L.A. author Percival Everett wins National Book Award for retelling of ‘Huck Finn’

L.A. author Percival Everett wears a medal and poses in a black tux with his hands clasped in front of him

Percival Everett’s novel “James” is told from the perspective of Jim, Huck’s unlikely companion in the Mark Twain classic “Huckleberry Finn.”
(Andy Kropa / Invision / Associated Press)

Percival Everett has won the National Book Award for Fiction for his novel “James,” a retelling of Mark Twain’s classic “Huckleberry Finn.”
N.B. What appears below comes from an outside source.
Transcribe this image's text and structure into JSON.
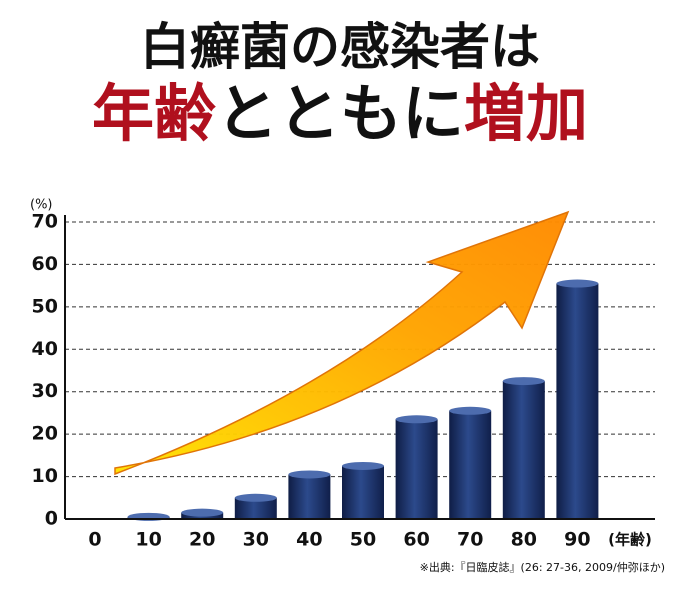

Published in March to widespread critical acclaim,“James” is told from the perspective of Jim, the escaped slave who joins Twain’s protagonist Huckleberry Finn on his journey down the Mississippi River. The novel won the Kirkus Prize in October and was shortlisted for the Booker Prize, whose judges called the novel “a bold exploration of a dark chapter in history and a testament to the resilience of the human spirit.”

“I hope that I have written the novel that Twain did not and also could not have written,” Everett said in an August interview with the Booker Prize Foundation. “I do not view the work as a corrective, but rather I see myself in conversation with Twain.”

Accepting the honor at Wednesday’s National Book Awards Ceremony in New York, Everett — whose previous novel, “Erasure,” was adapted into the Oscar-winning 2023 comedy “American Fiction”remarked that despite “feeling pretty low” in recent weeks, “As I look out at this, so much excitement about books, I have to say I do feel some hope.”

“But it’s important to remember,” the USC professor of English continued, “that hope really is no substitute for strategy.”

Last year, the National Book Awards lost several sponsors, including subscription service Book of the Month, after 20 finalists took the stage during the ceremony to call for a ceasefire in the Israel-Hamas war.

This year’s winners made similarly impassioned speeches calling for peace in the Middle East.

Arab American poet Lena Khalaf Tuffaha, who won in the poetry category for her collection “Something About Living,” said, “We are now living in the second November of the American-funded genocide in Palestine. I hope that every one of us can love ourselves enough to stand up and to make it stop.”

Shifa Saltagi Safadi won in the young people’s literature category for her novel “Kareem Between,” about a Syrian American boy whose mother is trapped in Syria by then-President Trump’s yearslong travel ban. She said stories like hers are “not historical fiction anymore.”

“Until we have solved the problems of death and loneliness and their byproducts, war and climate change,” said Kate McKinnon, the ceremony’s host , “sensitive souls will continue to offer their theses of how to make the most of our fragile and fleeting time on this burning planet surrounded by other frightened hearts.”

“And in that way, writing a book is nothing short of an act of kindness,” the “SNL” alumna added.

Also among Wednesday’s honorees were Jason De León, for his nonfiction book “Soldiers and Kings: Survival and Hope in the World of Human Smuggling,” and Yáng Shuāng-zǐ, winning the translated literature category for “Taiwan Travelogue.”

Author Barbara Kingsolver won the award for distinguished contribution to American letters, which has previously been won by writers including Toni Morrison and Isabel Allende, while publisher W. Paul Coates — the father of author Ta-Nehisi Coates — won the 2024 Literarian Award, a lifetime achievement prize for outstanding service to the literary community. The elder Coates in 1978 founded the Black Classic Press, now one of the oldest independently owned Black publishers in the country.